Now, though – as she unveils her debut solo project – the collaborator steps out as the singular; her new set-up giving further platform to her idiosyncratic, muscular guitar-playing and revealing a body of work which is equally propelled by a life on the move and anchored by her romance for the North of England.

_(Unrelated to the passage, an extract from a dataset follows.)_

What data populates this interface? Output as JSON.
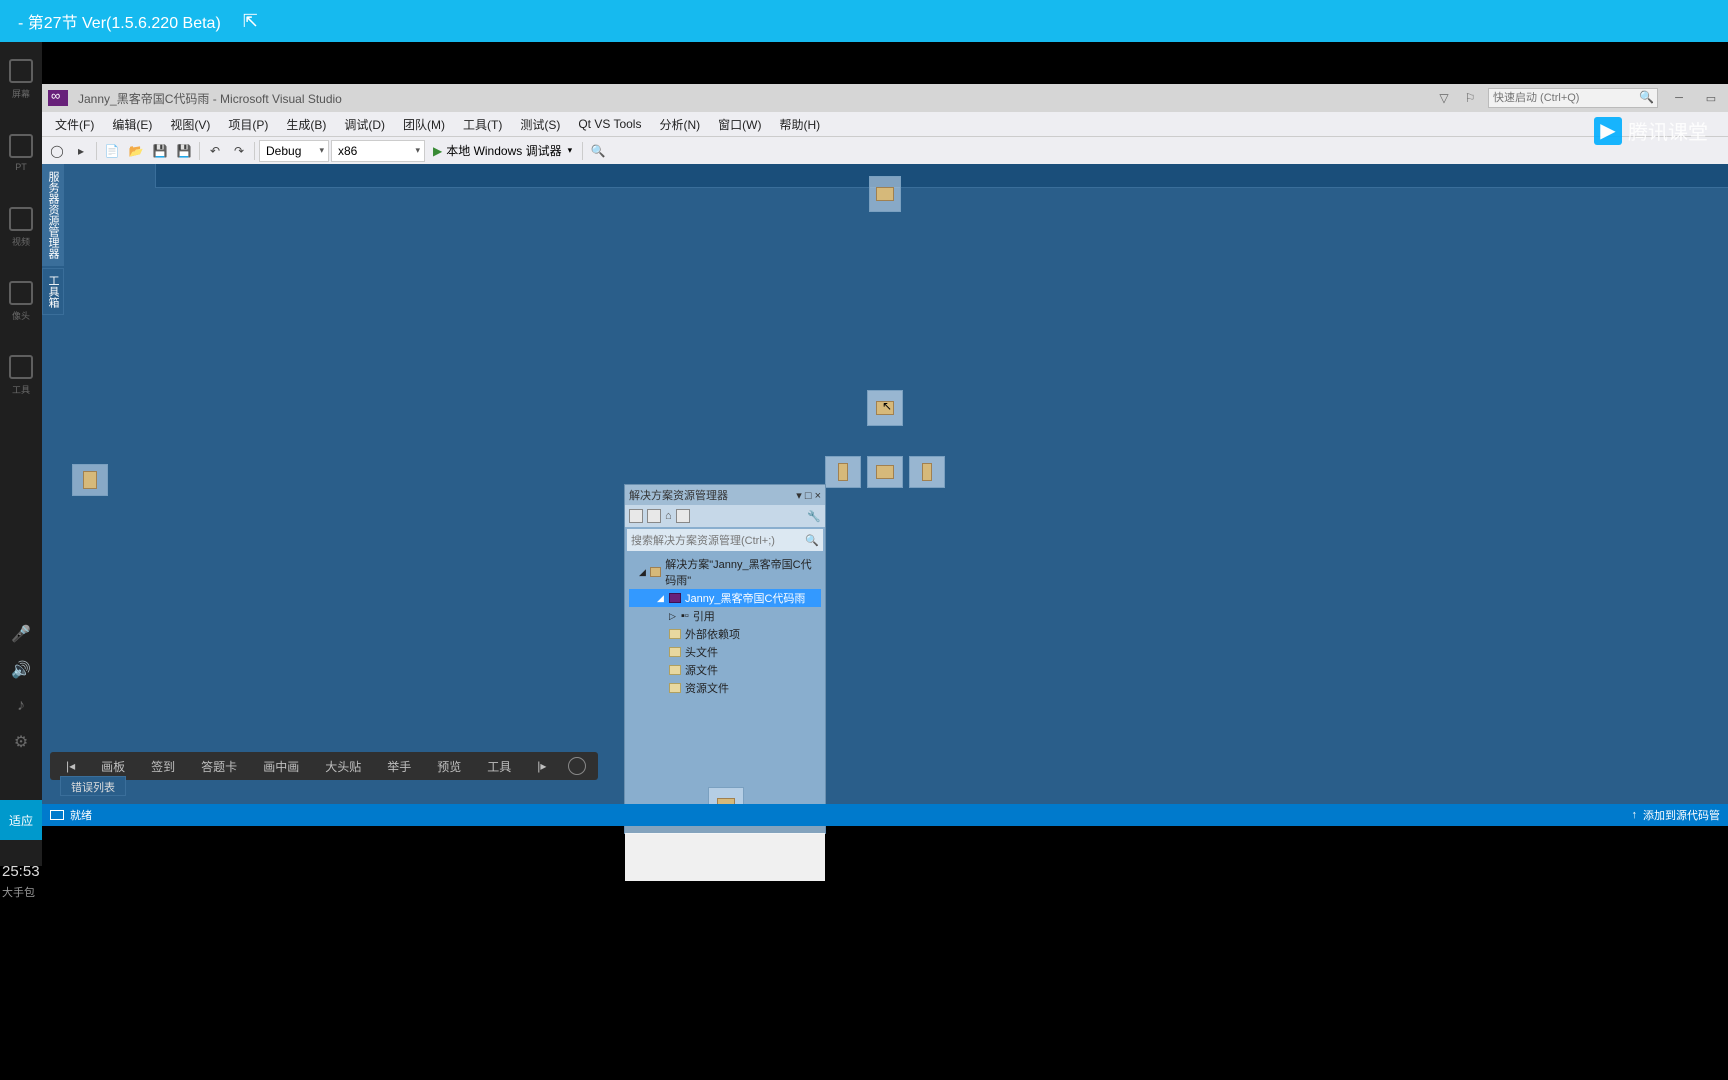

Having begun writing her new material while holed up in New York against the backdrop of a polar vortex, Harkin’s work is, in part, coloured by her external geography. She spent three years living in England’s wild Peak District National Park whilst developing her solo project. The park’s surrounding moors form a stark and unparalleled backdrop to her writing, yet lie within arm’s reach of the underground music scenes of Sheffield and Leeds, dual inspirations for work that is both introspective and expansive. The personal and the global play out against each other, wryly observed and digested in songs that are striking and disarming, and intimate without being permissive.